1. A pre-mixed abrasive jet high-pressure canister sand low-pressure reflux fluidized bed composite acceleration device, comprising a pre-mixed abrasive jet generator, wherein the pre-mixed abrasive jet generator includes a water pump, characterized in that: It also includes a wet sand screening box and a sand-collecting device. The wet sand screening box has a left vertical wall on its left side, and an overflow port on the left vertical wall. The wet sand screening box has a right inclined wall on its right side, and a corrugated guide vane is provided on the inner side of the right inclined wall. A constricting plate is provided at the lower end of the corrugated guide vane. A return pipe is provided between the constricting plate and the inner side of the right inclined wall. The upper end of the corrugated guide vane has a curved constricting plate and an open plate. The curved constricting plate is located below the open plate.
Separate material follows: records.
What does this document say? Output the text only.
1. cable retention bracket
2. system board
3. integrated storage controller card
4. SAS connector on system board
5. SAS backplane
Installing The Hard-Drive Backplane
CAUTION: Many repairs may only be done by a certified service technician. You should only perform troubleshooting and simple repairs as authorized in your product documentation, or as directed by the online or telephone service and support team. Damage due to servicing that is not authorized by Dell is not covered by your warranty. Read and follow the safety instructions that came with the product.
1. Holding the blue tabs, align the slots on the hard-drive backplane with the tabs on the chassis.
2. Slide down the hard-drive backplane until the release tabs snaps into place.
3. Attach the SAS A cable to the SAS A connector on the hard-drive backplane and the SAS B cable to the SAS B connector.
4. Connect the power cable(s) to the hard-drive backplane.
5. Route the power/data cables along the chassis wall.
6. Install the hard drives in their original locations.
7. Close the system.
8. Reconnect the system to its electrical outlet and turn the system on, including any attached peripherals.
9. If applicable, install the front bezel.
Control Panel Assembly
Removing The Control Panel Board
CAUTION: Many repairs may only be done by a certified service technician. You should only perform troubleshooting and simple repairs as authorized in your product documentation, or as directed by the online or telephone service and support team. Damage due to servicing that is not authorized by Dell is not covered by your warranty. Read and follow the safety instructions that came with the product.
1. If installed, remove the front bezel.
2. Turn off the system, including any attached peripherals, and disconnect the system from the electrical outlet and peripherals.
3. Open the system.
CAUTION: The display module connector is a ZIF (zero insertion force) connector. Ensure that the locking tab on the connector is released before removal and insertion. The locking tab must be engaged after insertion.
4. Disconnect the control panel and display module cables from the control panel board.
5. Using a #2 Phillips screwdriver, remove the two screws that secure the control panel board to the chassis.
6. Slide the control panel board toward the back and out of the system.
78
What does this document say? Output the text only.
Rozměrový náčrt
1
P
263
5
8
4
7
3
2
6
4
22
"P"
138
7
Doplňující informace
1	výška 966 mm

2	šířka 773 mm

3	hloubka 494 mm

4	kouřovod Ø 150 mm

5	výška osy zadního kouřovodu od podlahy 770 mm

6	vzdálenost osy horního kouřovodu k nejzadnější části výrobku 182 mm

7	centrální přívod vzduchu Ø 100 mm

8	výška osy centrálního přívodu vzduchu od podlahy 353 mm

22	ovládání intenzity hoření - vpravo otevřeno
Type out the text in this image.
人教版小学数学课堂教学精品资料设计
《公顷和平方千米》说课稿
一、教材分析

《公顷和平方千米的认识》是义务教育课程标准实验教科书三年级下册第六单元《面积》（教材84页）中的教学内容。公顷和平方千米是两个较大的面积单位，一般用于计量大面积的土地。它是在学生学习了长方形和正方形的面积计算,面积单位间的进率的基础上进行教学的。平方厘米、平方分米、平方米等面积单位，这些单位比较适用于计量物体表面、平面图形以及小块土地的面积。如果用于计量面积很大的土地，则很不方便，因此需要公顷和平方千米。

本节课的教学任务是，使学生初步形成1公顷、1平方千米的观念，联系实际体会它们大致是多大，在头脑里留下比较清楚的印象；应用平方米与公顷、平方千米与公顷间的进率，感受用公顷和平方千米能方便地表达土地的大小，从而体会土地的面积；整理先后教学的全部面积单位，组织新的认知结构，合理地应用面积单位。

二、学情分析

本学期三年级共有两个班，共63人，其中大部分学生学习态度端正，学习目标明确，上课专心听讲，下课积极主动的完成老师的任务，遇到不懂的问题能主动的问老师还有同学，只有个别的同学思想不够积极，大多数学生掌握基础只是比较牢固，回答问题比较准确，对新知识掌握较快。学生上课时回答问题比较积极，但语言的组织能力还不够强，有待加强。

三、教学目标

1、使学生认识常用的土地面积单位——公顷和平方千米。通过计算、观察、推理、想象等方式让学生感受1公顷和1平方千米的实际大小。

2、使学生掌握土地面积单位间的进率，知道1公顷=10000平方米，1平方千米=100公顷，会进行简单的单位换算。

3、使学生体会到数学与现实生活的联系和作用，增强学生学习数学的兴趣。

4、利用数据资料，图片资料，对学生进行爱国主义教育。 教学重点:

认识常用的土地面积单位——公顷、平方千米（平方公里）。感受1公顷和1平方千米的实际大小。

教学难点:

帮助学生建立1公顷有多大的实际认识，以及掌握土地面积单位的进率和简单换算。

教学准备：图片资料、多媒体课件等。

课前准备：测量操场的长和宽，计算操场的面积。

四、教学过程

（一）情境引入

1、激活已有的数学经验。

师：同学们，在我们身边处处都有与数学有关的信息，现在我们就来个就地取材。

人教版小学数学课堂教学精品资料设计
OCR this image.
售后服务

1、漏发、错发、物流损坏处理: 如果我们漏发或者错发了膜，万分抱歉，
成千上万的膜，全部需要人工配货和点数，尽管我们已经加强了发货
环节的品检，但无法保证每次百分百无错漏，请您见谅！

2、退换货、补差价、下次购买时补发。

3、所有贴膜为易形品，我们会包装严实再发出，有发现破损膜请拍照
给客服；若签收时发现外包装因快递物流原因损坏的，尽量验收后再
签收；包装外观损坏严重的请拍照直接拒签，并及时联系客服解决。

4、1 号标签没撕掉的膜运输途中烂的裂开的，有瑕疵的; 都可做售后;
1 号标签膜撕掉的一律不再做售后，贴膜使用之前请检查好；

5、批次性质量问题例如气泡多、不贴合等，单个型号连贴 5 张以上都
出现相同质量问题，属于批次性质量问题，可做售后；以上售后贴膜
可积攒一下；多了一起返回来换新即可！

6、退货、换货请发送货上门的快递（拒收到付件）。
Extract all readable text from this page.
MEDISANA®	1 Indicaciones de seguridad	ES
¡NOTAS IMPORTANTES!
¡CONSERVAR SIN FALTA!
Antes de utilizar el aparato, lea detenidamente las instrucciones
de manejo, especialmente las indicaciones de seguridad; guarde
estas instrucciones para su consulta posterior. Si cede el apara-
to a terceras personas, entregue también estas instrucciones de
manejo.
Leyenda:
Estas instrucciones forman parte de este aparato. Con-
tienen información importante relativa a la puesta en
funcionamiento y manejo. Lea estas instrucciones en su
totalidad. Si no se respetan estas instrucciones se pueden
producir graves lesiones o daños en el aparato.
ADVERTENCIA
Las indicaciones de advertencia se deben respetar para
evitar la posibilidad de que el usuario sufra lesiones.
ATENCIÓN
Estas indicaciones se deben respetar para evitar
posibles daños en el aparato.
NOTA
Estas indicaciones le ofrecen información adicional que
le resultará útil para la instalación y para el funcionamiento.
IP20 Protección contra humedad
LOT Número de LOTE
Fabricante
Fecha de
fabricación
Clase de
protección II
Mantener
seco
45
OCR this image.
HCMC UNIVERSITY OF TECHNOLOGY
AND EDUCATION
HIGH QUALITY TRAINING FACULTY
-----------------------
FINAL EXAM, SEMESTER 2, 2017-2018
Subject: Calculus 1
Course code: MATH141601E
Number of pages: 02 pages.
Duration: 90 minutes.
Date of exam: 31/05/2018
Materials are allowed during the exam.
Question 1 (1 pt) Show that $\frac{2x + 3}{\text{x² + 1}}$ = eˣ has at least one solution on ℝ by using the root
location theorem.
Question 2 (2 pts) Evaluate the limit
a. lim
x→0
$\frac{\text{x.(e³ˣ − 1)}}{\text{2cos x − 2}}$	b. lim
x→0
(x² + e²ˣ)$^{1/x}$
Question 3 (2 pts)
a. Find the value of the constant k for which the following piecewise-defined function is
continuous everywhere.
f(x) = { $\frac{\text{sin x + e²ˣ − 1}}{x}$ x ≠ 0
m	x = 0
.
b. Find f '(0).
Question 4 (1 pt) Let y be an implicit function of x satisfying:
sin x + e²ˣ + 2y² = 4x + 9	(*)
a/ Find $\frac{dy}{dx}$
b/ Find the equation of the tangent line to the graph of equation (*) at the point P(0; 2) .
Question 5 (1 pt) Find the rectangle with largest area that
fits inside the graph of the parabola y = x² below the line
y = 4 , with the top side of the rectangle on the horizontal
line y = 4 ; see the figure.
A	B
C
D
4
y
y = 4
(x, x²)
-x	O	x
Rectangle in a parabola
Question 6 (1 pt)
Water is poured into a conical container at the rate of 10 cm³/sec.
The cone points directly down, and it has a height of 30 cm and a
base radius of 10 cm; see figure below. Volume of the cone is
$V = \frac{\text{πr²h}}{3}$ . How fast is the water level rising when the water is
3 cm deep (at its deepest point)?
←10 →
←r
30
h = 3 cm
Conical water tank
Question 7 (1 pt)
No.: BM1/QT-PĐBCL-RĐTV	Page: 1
A return port is installed on the upper side of the corrugated guide vane. The return port is connected to the overflow port through a pipe. The return port and the corrugated guide vane are provided with a flushing gap between them and the right inclined wall. A four-way valve is installed at the bottom of the wet sand screening box. The sand tank device includes an upper abrasive tank, a high-pressure sand tank pipeline and a low-pressure return pipeline. A slurry pump is installed on the high-pressure sand tank pipeline. A connecting seat is installed at the lower end of the upper abrasive tank. A lower abrasive tank is installed at the lower end of the connecting seat. A sand tank seat is installed at the upper end of the upper abrasive tank. The sand tank seat is connected to the four-way valve through the low-pressure return pipeline. The symmetry lines of the right inclined wall and the left inclined wall form an acute angle. High-pressure shut-off valves are installed in both the high-pressure tank sand pipeline and the low-pressure return pipeline. An inclined screener is installed in the wet sand screening box. A water supply connector and an excess water output connector are installed at the right end of the wet sand screening box. The excess water output connector is located above the water supply connector and the overflow port. Both the water supply connector and the overflow port are located above the top of the inclined screener.

2. The pre-mixed abrasive jet high-pressure canister sand low-pressure reflux fluidized bed composite acceleration device according to claim 1, characterized in that: The four-way valve is equipped with a horizontal water conveying channel, a vertical sand inlet channel, a vertical water outlet channel, and a vertical excess water return channel. The left end of the horizontal water conveying channel is connected to the high-pressure tank sand pipeline, and the right end of the horizontal water conveying channel is connected to the water pump. The sand tank seat is connected to the wet sand screening box through the high-pressure tank sand pipeline and the vertical sand inlet channel. The vertical water outlet channel is connected to the water conveying connector through a pipe, and the vertical excess water return channel is connected to the excess water outlet connector through a pipe.